Find ways to approach a usability problem as a group
Two minds are better than one, from an epic on-boarding flow to a simple button color. “Our challenge” sounds much better than “my challenges” when it comes to design.
Draw it out
One hour on a dry erase board with your cross-functional team can can be far more efficient than everyone working in silos. It can also support the direction, alignment and action items worthy of next steps. Fun fact: Windows make for great ad hoc dry erase boards.
Test relentlessly to see the experience in-context
Many devices + multiple sizes + several platforms = test early, often and everywhere! What looks good on X might look sub-optimal on Y.

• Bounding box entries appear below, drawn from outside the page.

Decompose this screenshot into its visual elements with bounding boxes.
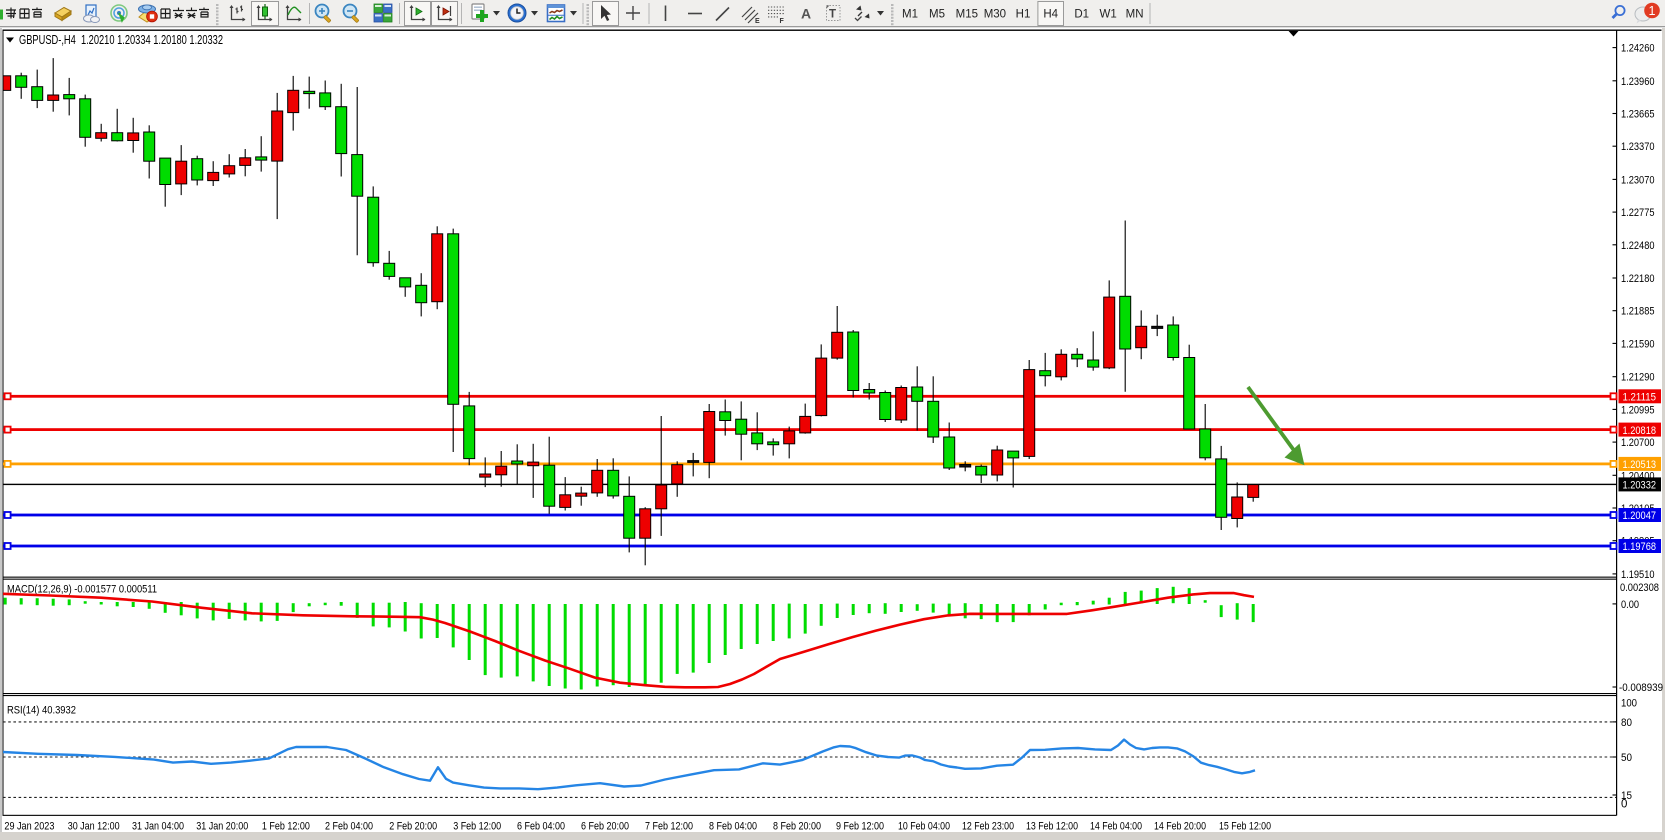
svg-text:MN: MN: [1126, 9, 1144, 21]
svg-text:1.21885: 1.21885: [1621, 306, 1655, 318]
svg-text:1.24260: 1.24260: [1621, 43, 1655, 55]
svg-text:-0.008939: -0.008939: [1619, 682, 1663, 694]
svg-text:1.22775: 1.22775: [1621, 207, 1655, 219]
svg-text:14 Feb 20:00: 14 Feb 20:00: [1154, 821, 1206, 833]
svg-text:12 Feb 23:00: 12 Feb 23:00: [962, 821, 1014, 833]
svg-text:14 Feb 04:00: 14 Feb 04:00: [1090, 821, 1142, 833]
svg-text:RSI(14) 40.3932: RSI(14) 40.3932: [7, 705, 76, 717]
svg-text:1.22180: 1.22180: [1621, 273, 1655, 285]
svg-text:13 Feb 12:00: 13 Feb 12:00: [1026, 821, 1078, 833]
svg-text:1.20995: 1.20995: [1621, 404, 1655, 416]
svg-text:15 Feb 12:00: 15 Feb 12:00: [1219, 821, 1271, 833]
svg-text:8 Feb 04:00: 8 Feb 04:00: [709, 821, 757, 833]
svg-text:31 Jan 04:00: 31 Jan 04:00: [132, 821, 184, 833]
svg-text:M5: M5: [929, 9, 945, 21]
svg-text:H4: H4: [1043, 9, 1058, 21]
svg-text:80: 80: [1621, 717, 1632, 729]
svg-text:H1: H1: [1016, 9, 1031, 21]
svg-text:29 Jan 2023: 29 Jan 2023: [4, 821, 54, 833]
svg-text:1.20818: 1.20818: [1623, 425, 1657, 437]
svg-text:8 Feb 20:00: 8 Feb 20:00: [773, 821, 821, 833]
svg-text:F: F: [780, 18, 785, 25]
svg-text:0.002308: 0.002308: [1620, 582, 1659, 594]
svg-text:1 Feb 12:00: 1 Feb 12:00: [262, 821, 310, 833]
svg-text:1.19768: 1.19768: [1623, 541, 1657, 553]
svg-text:1.21290: 1.21290: [1621, 372, 1655, 384]
svg-text:2 Feb 20:00: 2 Feb 20:00: [389, 821, 437, 833]
svg-text:1.21590: 1.21590: [1621, 338, 1655, 350]
svg-text:10 Feb 04:00: 10 Feb 04:00: [898, 821, 950, 833]
svg-text:9 Feb 12:00: 9 Feb 12:00: [836, 821, 884, 833]
svg-text:M30: M30: [984, 9, 1006, 21]
svg-text:1.20700: 1.20700: [1621, 437, 1655, 449]
svg-text:1.23960: 1.23960: [1621, 76, 1655, 88]
svg-text:1.20332: 1.20332: [1623, 480, 1657, 492]
svg-text:D1: D1: [1074, 9, 1089, 21]
svg-text:T: T: [829, 9, 836, 21]
svg-text:M1: M1: [902, 9, 918, 21]
svg-text:6 Feb 20:00: 6 Feb 20:00: [581, 821, 629, 833]
svg-text:1.20513: 1.20513: [1623, 459, 1657, 471]
svg-text:1.23665: 1.23665: [1621, 109, 1655, 121]
svg-text:W1: W1: [1099, 9, 1116, 21]
svg-text:15: 15: [1621, 790, 1632, 802]
svg-text:1.22480: 1.22480: [1621, 240, 1655, 252]
svg-text:MACD(12,26,9) -0.001577 0.0005: MACD(12,26,9) -0.001577 0.000511: [7, 584, 157, 596]
svg-text:1.20047: 1.20047: [1623, 510, 1657, 522]
svg-text:A: A: [801, 6, 811, 22]
svg-text:2 Feb 04:00: 2 Feb 04:00: [325, 821, 373, 833]
svg-text:1.21115: 1.21115: [1623, 392, 1657, 404]
svg-text:1.23070: 1.23070: [1621, 174, 1655, 186]
svg-text:7 Feb 12:00: 7 Feb 12:00: [645, 821, 693, 833]
svg-text:1.19510: 1.19510: [1621, 569, 1655, 581]
svg-text:50: 50: [1621, 752, 1632, 764]
svg-text:GBPUSD-,H4 1.20210 1.20334 1.: GBPUSD-,H4 1.20210 1.20334 1.20180 1.203…: [19, 33, 223, 47]
svg-text:0: 0: [1621, 799, 1627, 811]
svg-text:E: E: [755, 18, 760, 25]
svg-text:100: 100: [1621, 698, 1637, 710]
svg-text:31 Jan 20:00: 31 Jan 20:00: [196, 821, 248, 833]
svg-text:1: 1: [1649, 4, 1656, 18]
svg-text:1.23370: 1.23370: [1621, 141, 1655, 153]
svg-text:30 Jan 12:00: 30 Jan 12:00: [68, 821, 120, 833]
svg-text:M15: M15: [956, 9, 978, 21]
svg-text:6 Feb 04:00: 6 Feb 04:00: [517, 821, 565, 833]
svg-text:3 Feb 12:00: 3 Feb 12:00: [453, 821, 501, 833]
svg-text:0.00: 0.00: [1621, 599, 1639, 611]
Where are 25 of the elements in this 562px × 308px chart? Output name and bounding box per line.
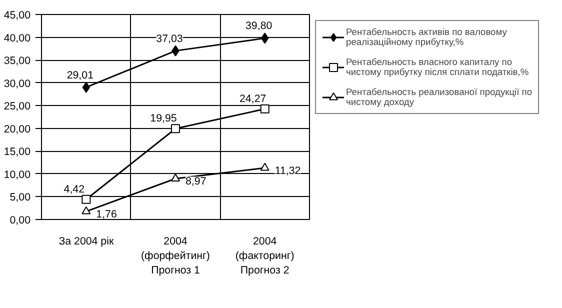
y-tick-label: 45,00 — [4, 10, 31, 22]
y-tick-label: 5,00 — [10, 192, 31, 204]
data-label: 19,95 — [150, 112, 177, 125]
x-tick-label: За 2004 рік — [58, 236, 114, 248]
data-label: 11,32 — [274, 164, 301, 177]
x-tick-label: 2004 (форфейтинг) Прогноз 1 — [141, 236, 210, 276]
data-label: 37,03 — [156, 32, 183, 45]
x-tick-label: 2004 (факторинг) Прогноз 2 — [235, 236, 294, 276]
data-label: 8,97 — [186, 176, 206, 188]
data-label: 1,76 — [96, 208, 117, 220]
y-tick-label: 0,00 — [10, 214, 31, 226]
y-tick-label: 15,00 — [4, 146, 31, 158]
y-tick-label: 25,00 — [4, 100, 31, 113]
data-label: 39,80 — [246, 20, 272, 32]
y-tick-label: 35,00 — [4, 55, 31, 68]
data-label: 24,27 — [240, 92, 266, 105]
legend-label: Рентабельность реализованої продукції по чистому доходу — [346, 87, 532, 107]
legend-label: Рентабельность власного капиталу по чистому прибутку після сплати податків,% — [346, 57, 529, 77]
y-tick-label: 40,00 — [4, 32, 31, 44]
data-label: 29,01 — [66, 69, 94, 82]
y-tick-label: 30,00 — [4, 78, 31, 90]
legend-label: Рентабельность активів по валовому реалізаційному прибутку,% — [346, 27, 507, 47]
y-tick-label: 10,00 — [4, 168, 31, 181]
y-tick-label: 20,00 — [4, 123, 31, 136]
data-label: 4,42 — [64, 183, 85, 196]
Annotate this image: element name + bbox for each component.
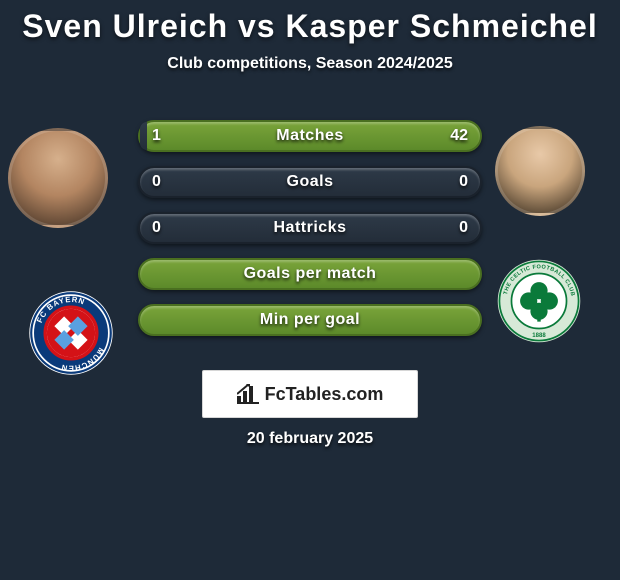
stat-label: Min per goal <box>140 306 480 334</box>
player1-avatar <box>8 128 108 228</box>
stat-value-right: 0 <box>459 214 468 242</box>
player2-club-badge: THE CELTIC FOOTBALL CLUB 1888 <box>496 258 582 344</box>
date-text: 20 february 2025 <box>0 430 620 448</box>
stat-row: Hattricks0 0 <box>138 212 482 244</box>
stat-row: Goals0 0 <box>138 166 482 198</box>
title-player1: Sven Ulreich <box>22 8 228 44</box>
stat-value-right: 42 <box>450 122 468 150</box>
stat-row: Min per goal <box>138 304 482 336</box>
stat-label: Matches <box>140 122 480 150</box>
title-player2: Kasper Schmeichel <box>285 8 597 44</box>
bar-chart-icon <box>237 384 259 404</box>
stats-region: Matches142Goals00Hattricks00Goals per ma… <box>138 120 482 350</box>
title-vs: vs <box>238 8 276 44</box>
watermark-text: FcTables.com <box>265 384 384 405</box>
stat-value-left: 0 <box>152 168 161 196</box>
svg-text:1888: 1888 <box>532 333 546 339</box>
stat-value-left: 0 <box>152 214 161 242</box>
watermark: FcTables.com <box>202 370 418 418</box>
stat-value-right: 0 <box>459 168 468 196</box>
stat-row: Goals per match <box>138 258 482 290</box>
stat-label: Goals <box>140 168 480 196</box>
player2-avatar <box>495 126 585 216</box>
subtitle: Club competitions, Season 2024/2025 <box>0 55 620 73</box>
stat-row: Matches1 42 <box>138 120 482 152</box>
page-title: Sven Ulreich vs Kasper Schmeichel <box>0 0 620 45</box>
stat-value-left: 1 <box>152 122 161 150</box>
stat-label: Goals per match <box>140 260 480 288</box>
player1-club-badge: FC BAYERN MÜNCHEN <box>28 290 114 376</box>
stat-label: Hattricks <box>140 214 480 242</box>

Sketch & wireframe before committing real time
A highly-polished mockup with poor experience < a wireframe that works great. It also is much more cost-efficient (turnaround time and designer utilization) to revise drafts than finished work.
Coordinate & Conquer!
Common language and coordination creates synergy within diverse teams, and organizational tools such as JIRA, Trello, Basecamp, Confluence and even Post-it notes can help get the job done (and tell you the status along the way). Consider these tools for having “one source of truth” for feedback with your outsourcers - this documents your feedback, ensures accountability on deliverables, and provides macro-to-micro view for your stakeholders.
A effective core loop engages & retains users
You’ve connected your user to a solution - great! Now what?
An effective, “virtuous” core loop incentivizes the user to complete the primary action of your product, and simultaneously accrue benefits and mounting losses by engaging with your product. Award the user with something upon completion of the primary action, and they start collecting, which adds stickiness.
Here’s a favorite article on the “completion of the core action and virtuous loops” by Sarah Tavel:
Is your core loop intuitive, or cluttered with distraction?
Is your user’s solution clear, purposeful and intuitive, or over-loaded with peripheral noise? Adding more features or mechanics likely will not help if the user’s primary goal is not fulfilled with purpose.
International teams can unlock possibilities
Partnering with international teams can unlock your studio’s ability to scale output. With proper management, marketing/consumer guidance, feedback loops, project coordination and knowledge-sharing, your colleagues & partners overseas can successfully own an entire product or content pipeline.
Sharing knowledge has an ROI
Designers & artists sharing knowledge cross-pollinates best practices, builds rapport, and offers context to the dependencies other specialists may have.